After a few delays the Khronos Group has released version 1.0 of the Vulkan API - which is often referred to as the next generation version of OpenGL. How will this change things?
Graphics programmers seem to be living their lives in a time reversal stream compared to every other programmer on the planet. In other areas the move is toward an ever-increasing abstraction and a hiding of the details of the hardware. Graphics programmers have made moves in this direction in the past with 3D APIs such as early versions of DirectX, which operated in "retained mode", but today the move is away from such things and back to the hardware - well it sort of is.
There are lots of graphics programmers who are very happy with the level of abstraction in APIs such as OpenGL and perhaps would like things to continue to evolve in this way. However, graphics is still a computationally demanding task and, while other areas of programming have benefited from enough hardware improvement to indulge in software abstraction, graphics always needs still more hardware. Even with the availability of GPUs to speed things up, the need to address the specific capabilities of the hardware to squeeze the last drop of performance out has been important.

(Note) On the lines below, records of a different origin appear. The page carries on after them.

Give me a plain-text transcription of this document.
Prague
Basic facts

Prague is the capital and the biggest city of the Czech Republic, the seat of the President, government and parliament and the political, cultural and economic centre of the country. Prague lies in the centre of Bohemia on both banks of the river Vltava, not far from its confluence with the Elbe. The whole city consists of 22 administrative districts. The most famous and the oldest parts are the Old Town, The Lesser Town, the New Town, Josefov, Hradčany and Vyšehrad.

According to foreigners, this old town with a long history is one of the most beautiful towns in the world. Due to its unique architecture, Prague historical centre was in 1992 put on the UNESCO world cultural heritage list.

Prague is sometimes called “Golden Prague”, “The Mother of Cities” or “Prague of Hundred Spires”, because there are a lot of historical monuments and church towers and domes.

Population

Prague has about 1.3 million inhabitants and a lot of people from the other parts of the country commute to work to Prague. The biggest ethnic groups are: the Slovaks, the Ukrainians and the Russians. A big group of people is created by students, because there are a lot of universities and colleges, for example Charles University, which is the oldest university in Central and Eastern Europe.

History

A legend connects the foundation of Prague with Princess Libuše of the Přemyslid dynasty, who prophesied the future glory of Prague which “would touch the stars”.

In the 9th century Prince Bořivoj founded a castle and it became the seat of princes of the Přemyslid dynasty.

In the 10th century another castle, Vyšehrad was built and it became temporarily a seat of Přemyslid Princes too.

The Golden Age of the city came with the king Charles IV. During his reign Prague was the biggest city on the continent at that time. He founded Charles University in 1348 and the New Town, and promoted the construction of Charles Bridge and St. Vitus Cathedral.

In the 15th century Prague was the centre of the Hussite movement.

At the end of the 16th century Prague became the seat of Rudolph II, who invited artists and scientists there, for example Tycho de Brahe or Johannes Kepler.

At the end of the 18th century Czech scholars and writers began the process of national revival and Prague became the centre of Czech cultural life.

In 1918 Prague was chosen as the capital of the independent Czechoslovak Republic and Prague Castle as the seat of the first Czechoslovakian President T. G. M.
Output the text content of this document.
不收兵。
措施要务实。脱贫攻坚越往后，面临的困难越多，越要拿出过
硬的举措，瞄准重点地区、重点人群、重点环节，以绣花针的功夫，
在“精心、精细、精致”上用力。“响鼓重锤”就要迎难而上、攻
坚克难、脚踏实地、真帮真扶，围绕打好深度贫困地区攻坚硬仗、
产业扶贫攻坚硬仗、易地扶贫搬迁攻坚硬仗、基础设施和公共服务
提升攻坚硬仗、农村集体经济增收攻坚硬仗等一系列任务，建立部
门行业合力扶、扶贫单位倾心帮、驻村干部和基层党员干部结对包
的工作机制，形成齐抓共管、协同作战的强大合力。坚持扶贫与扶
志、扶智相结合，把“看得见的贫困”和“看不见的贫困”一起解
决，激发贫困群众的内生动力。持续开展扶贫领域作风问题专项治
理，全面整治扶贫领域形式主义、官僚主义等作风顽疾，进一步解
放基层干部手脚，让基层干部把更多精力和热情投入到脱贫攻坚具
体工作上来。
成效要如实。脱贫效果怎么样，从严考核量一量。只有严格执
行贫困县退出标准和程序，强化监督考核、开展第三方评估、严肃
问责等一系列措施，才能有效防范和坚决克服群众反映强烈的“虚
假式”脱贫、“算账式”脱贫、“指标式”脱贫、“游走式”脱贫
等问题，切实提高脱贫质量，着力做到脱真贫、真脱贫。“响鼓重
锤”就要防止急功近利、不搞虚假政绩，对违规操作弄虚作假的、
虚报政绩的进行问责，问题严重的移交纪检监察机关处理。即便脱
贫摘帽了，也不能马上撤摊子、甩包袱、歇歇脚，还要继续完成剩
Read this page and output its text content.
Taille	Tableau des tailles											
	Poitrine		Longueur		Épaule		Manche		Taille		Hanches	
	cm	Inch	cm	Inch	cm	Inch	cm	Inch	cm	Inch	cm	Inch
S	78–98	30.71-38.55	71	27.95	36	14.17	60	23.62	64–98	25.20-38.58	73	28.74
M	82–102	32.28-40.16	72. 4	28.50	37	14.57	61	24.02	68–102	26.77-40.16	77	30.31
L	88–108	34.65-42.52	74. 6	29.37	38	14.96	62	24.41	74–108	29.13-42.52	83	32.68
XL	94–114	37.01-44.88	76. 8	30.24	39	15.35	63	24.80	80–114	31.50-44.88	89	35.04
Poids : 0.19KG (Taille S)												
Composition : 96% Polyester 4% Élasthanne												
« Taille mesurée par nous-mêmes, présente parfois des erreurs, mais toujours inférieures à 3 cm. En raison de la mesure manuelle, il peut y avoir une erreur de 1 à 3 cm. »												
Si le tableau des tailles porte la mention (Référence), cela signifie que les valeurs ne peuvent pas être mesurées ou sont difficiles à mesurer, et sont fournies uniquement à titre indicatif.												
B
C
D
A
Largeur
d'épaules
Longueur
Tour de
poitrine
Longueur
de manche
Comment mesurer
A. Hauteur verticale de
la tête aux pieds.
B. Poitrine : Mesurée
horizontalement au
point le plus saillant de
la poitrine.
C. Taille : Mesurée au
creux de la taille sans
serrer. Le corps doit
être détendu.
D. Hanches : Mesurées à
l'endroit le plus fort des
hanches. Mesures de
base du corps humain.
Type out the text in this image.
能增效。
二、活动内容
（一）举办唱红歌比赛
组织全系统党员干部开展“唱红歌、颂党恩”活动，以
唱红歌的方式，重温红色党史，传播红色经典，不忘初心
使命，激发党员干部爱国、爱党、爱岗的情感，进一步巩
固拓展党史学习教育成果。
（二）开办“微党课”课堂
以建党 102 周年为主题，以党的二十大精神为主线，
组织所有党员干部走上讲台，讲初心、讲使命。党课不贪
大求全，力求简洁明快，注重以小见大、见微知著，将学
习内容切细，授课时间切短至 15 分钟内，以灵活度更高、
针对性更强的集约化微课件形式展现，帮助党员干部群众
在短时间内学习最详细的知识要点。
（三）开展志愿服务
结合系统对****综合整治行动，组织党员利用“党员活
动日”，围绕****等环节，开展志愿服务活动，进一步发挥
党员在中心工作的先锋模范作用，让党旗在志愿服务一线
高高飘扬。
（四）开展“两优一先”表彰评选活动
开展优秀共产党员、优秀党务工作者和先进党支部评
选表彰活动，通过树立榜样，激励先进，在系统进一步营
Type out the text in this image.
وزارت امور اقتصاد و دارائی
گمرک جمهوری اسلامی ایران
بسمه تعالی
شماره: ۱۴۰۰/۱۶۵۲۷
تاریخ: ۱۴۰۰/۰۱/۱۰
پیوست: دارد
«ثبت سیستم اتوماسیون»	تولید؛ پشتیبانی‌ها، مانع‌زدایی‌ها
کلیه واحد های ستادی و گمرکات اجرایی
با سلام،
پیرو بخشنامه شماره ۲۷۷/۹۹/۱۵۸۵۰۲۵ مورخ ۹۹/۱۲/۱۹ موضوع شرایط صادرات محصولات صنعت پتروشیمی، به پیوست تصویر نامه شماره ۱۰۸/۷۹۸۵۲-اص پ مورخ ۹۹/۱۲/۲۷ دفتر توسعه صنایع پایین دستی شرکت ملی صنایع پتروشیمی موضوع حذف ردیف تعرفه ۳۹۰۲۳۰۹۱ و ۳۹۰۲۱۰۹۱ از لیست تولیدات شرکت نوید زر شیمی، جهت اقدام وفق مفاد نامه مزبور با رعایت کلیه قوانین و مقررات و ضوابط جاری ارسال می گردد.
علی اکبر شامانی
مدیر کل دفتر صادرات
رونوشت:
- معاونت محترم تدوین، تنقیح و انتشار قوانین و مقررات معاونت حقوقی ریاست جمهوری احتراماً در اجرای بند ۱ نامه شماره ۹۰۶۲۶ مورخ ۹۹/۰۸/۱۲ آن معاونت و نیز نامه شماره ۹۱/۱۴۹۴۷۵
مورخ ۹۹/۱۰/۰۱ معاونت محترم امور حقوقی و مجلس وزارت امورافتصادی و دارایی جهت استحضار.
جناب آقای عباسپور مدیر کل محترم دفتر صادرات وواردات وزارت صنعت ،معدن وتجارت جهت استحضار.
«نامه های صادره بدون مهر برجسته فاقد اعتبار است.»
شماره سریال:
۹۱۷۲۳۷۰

In fact the existence of GPUs has made this even more attractive, with real-time high quality graphics only just out of reach.
Put simply, for the 3D CAD community OpenGL is more than enough and well worth using for the simplification it offers. For the real-time graphics programmer it is time to move to Vulkan and pay the price of increased complexity and hardware dependence.
Vulkan is a development on AMD's Mantle a proprietary low level API and it stands alongside rather than replacing OpenGL. At the moment overall support is low so don't expect to see lots of new games that run 10 times faster than the old ones. Nvidia has release a driver which passes the conformance tests for Windows and Linux. There is a driver from Qualcomm which passes the test for Android, but AMD's beta driver has not yet reached conformity.
Vulkan is in competition with the latest DirectX, i.e. version 12, and with Apple's Metal API. However, Metal isn't as low level as Vulkan - it is more something between DirectX 11 and 12. It is argued that developing using Vulkan has the huge advantage of being platform independent and open source whereas DirectX 12 is tied to Windows 10 and Metal is tied to Apple. The biggest problem is that it is very early days for Vulkan and there are few tools.
Perhaps one day soon the hardware, or perhaps more likely the software, will develop to the point where graphics programmers can join the mainstream and start moving towards increased abstraction and further away from the hardware. Until then we have Vulkan 1.0.